また、スリーブブロック受け部材の嵌合穴は、当該部材と回路基板との同時成形時に形成することができ、成形技術で実現可能な最高成形精度は、寸法誤差が1μm以下の精度であることから、嵌合穴の寸法及び位置の各精度を同程度とすることができる。従って、従来のように回路基板をパンチング加工して嵌合穴を形成する場合と比べ、嵌合穴の寸法及び位置精度を高くすることができ、それにより、嵌合穴と嵌合突起との嵌合精度を向上することができ、結果として、光軸合わせの精度向上を図ることができる。

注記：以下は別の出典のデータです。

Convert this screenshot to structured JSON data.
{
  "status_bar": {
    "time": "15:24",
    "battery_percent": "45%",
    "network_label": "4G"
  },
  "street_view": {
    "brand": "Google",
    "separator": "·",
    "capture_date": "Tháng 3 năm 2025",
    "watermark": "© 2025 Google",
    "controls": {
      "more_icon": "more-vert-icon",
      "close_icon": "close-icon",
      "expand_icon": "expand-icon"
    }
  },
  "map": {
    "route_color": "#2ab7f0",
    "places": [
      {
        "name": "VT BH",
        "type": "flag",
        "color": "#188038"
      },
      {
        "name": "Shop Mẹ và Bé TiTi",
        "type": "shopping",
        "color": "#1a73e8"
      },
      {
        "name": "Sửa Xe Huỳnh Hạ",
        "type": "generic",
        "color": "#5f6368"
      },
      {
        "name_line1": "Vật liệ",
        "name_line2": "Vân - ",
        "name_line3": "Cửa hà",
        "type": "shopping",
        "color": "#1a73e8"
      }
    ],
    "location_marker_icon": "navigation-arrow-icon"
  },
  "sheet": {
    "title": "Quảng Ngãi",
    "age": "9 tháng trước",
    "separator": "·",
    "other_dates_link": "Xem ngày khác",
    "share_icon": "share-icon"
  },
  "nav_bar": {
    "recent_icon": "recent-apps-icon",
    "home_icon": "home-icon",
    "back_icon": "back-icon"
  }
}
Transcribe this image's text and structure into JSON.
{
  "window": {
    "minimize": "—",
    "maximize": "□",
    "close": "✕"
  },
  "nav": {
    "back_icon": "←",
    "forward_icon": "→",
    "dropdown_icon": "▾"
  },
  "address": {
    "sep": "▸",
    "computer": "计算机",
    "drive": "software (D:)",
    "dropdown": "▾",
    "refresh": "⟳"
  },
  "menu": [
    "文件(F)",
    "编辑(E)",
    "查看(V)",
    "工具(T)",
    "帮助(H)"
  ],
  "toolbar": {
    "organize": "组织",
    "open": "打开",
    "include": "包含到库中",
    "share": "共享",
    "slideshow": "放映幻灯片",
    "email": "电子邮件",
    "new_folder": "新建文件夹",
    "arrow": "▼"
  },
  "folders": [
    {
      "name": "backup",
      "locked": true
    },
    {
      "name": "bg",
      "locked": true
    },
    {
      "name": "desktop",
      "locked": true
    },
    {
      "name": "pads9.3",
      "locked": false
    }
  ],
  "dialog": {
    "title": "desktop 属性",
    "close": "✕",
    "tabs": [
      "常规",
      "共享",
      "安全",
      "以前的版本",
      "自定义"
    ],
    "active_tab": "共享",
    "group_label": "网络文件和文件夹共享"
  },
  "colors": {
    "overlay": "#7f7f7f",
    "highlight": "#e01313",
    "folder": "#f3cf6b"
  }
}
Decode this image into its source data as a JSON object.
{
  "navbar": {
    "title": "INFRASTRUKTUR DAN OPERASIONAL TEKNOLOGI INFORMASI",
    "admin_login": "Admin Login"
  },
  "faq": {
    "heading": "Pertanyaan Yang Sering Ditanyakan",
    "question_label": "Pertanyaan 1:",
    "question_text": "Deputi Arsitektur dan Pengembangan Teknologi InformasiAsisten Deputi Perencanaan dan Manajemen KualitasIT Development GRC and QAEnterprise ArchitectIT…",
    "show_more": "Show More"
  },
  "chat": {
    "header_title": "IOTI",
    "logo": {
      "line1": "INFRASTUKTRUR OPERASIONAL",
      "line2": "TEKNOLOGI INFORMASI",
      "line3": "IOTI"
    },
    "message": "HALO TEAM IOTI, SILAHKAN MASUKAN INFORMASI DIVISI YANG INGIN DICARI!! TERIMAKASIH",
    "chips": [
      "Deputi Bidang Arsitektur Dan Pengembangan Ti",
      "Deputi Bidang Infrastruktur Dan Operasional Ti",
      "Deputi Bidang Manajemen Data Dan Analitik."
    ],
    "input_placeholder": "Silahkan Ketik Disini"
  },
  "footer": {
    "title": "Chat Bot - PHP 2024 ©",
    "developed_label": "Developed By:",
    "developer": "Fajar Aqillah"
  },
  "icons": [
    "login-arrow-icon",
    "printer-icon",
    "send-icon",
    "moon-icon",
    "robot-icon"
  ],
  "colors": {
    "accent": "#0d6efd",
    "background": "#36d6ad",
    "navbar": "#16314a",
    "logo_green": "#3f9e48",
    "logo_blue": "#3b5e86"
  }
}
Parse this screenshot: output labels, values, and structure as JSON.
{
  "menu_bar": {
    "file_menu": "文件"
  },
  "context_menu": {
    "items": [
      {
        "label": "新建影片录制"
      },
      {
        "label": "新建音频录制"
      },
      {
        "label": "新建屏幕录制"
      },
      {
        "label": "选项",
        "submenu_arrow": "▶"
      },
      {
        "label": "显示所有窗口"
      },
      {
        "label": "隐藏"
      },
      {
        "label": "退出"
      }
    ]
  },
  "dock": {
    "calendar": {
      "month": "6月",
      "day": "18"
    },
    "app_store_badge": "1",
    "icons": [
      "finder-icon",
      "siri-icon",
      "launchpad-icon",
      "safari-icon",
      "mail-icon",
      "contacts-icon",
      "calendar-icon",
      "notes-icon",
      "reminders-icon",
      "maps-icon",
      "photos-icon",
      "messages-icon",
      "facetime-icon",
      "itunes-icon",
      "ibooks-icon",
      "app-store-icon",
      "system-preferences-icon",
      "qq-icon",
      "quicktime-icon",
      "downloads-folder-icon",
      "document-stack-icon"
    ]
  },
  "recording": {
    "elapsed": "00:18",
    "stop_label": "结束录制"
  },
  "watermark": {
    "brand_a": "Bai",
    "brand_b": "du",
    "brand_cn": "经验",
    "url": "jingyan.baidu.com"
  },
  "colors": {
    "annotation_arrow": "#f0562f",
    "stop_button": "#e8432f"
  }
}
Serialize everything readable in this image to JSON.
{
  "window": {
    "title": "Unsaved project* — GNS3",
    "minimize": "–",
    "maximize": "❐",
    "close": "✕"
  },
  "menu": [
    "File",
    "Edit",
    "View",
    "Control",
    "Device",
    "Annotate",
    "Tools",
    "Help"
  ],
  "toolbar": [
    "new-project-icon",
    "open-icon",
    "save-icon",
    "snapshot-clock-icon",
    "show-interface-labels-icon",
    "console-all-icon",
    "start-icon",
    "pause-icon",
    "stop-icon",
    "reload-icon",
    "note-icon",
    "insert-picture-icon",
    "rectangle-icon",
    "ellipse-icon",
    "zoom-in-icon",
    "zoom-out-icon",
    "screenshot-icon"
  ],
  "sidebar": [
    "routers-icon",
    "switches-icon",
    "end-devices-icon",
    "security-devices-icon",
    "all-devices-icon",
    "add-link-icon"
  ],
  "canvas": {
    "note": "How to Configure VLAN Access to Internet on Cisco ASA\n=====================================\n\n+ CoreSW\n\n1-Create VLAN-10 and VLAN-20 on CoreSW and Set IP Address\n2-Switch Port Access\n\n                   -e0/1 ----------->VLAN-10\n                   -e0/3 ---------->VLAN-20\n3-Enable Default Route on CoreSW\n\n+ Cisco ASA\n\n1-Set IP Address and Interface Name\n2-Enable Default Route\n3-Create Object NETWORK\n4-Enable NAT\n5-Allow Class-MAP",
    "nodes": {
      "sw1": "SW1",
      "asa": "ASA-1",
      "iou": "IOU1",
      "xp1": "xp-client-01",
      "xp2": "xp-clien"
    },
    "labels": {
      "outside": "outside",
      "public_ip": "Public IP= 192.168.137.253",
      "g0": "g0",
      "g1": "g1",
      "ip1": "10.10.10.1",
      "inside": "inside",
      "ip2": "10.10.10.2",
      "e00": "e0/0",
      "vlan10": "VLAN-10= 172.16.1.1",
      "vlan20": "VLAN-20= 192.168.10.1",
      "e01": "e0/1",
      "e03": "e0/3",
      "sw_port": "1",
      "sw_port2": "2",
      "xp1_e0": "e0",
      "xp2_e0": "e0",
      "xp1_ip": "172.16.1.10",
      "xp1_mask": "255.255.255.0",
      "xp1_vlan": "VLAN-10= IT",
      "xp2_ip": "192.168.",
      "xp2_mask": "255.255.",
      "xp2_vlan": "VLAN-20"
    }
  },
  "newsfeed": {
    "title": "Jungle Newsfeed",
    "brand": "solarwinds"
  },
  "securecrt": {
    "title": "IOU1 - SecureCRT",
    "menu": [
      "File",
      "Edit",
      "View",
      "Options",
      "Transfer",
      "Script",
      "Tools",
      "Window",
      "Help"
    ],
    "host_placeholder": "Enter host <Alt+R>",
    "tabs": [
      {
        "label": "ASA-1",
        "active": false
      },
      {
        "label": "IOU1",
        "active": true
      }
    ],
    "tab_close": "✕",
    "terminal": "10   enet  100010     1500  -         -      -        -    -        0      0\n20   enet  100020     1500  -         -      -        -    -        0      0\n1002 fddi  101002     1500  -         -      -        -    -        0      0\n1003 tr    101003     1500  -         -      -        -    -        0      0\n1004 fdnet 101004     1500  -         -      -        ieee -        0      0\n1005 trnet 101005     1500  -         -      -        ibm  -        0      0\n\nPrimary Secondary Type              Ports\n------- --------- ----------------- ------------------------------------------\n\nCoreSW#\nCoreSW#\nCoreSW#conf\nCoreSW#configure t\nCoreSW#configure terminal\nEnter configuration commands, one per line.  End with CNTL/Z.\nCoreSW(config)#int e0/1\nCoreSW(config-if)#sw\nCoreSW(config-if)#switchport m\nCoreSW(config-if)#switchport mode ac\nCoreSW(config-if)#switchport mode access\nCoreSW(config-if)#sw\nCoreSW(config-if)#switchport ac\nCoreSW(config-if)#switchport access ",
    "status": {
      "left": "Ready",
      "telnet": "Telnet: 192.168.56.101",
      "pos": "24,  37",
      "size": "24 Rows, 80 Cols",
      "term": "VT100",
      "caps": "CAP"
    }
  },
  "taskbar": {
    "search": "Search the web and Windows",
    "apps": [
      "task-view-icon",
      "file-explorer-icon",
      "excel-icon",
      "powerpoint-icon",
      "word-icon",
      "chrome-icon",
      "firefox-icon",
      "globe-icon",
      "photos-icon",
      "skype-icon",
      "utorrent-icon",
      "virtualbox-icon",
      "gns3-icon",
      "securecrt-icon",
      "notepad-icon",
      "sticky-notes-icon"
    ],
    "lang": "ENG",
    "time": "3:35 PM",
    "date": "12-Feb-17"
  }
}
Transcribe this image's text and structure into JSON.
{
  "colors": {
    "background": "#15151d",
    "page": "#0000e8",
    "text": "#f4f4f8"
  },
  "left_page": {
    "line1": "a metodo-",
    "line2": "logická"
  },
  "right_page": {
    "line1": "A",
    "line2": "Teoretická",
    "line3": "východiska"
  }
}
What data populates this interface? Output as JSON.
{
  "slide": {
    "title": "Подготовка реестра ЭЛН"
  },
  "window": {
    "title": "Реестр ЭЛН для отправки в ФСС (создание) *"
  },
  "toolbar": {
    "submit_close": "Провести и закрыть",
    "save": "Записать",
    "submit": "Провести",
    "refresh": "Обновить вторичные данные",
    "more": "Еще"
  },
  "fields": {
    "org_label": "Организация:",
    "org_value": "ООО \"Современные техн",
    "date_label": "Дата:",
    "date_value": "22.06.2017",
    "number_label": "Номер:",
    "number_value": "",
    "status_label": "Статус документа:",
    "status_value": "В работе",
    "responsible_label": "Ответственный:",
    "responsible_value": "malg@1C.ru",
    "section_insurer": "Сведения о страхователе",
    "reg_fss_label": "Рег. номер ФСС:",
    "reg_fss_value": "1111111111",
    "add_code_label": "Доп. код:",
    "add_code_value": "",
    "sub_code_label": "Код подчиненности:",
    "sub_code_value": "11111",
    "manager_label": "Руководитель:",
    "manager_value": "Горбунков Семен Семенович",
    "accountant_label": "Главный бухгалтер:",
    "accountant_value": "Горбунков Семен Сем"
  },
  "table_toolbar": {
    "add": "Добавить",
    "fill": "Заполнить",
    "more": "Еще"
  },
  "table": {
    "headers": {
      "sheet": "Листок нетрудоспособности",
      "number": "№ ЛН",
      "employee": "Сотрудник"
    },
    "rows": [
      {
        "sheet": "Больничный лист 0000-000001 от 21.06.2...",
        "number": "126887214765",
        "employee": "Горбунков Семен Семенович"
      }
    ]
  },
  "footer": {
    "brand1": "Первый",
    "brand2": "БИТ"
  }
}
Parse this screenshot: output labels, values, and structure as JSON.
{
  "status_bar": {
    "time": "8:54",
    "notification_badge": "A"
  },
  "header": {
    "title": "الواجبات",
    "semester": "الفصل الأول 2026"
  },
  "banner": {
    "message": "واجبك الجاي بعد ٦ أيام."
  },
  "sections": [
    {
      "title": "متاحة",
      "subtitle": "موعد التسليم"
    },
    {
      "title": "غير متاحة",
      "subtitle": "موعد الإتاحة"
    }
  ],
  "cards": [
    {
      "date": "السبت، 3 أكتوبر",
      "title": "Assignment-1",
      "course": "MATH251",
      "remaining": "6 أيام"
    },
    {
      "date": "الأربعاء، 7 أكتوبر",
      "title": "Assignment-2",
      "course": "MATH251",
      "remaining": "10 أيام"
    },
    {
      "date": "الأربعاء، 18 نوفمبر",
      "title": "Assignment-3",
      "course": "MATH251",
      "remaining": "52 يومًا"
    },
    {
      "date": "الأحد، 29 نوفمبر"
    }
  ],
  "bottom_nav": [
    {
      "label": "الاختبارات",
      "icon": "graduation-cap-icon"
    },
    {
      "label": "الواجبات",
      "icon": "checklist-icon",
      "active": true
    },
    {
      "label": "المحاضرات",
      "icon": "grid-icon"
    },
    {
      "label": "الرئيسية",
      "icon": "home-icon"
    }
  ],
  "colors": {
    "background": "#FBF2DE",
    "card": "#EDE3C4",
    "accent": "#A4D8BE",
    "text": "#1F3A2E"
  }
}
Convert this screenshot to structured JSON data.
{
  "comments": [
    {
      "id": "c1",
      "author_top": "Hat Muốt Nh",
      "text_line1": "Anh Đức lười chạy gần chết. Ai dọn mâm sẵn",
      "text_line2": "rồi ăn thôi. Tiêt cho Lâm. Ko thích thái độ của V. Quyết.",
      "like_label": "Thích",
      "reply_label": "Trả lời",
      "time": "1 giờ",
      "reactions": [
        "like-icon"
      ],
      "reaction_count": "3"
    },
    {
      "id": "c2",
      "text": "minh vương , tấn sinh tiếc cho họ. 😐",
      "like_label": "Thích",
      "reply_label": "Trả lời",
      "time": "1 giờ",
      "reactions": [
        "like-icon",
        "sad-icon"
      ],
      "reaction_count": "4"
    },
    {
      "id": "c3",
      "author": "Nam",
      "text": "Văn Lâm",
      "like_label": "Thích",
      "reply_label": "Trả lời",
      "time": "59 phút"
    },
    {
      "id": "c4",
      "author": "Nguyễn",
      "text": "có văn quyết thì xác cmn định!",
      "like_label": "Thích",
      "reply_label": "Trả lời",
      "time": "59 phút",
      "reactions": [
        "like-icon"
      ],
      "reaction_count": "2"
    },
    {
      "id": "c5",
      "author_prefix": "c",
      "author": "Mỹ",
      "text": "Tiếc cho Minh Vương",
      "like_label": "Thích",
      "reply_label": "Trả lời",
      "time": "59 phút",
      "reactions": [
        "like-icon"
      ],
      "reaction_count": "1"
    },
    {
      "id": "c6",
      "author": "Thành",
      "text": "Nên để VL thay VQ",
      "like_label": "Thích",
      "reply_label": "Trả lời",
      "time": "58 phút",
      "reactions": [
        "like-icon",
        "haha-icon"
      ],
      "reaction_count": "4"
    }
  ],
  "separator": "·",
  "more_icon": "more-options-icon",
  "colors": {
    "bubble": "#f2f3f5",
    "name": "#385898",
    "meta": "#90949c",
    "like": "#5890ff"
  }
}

また、フェルールは、スリーブに嵌挿された状態で、フェルール固定用部材によりスリーブブロックに固定されるので、スリーブへの嵌合による摩擦力だけでフェルールを固定する場合と比べ、フェルールの抜け防止効果を向上できる。しかも、フェルール固定用部材は、回路ブロックに同時成形されていることから、フェルール固定用部材を装着する作業はなくて済み、作業が簡単なものになる。
【図面の簡単な説明】
【0012】
【図1】本発明の第1の実施形態に係る光ファイバ用ソケットの分解斜視図。
【図2】(a)は上記ソケットのフェルール嵌挿前の断面図、(b)はそのフェルール挿入後の断面図。
【図3】上記ソケットのフェルール嵌挿後の斜視図。
【図4】上記ソケットのフェルール固定用部材の折曲げ工程中の斜視図。
【図5】上記ソケットの使用状態を示す斜視図。
【図6】(a)本発明の第2の実施形態に係る光ファイバ用ソケットの斜視図、(b)はその正面図。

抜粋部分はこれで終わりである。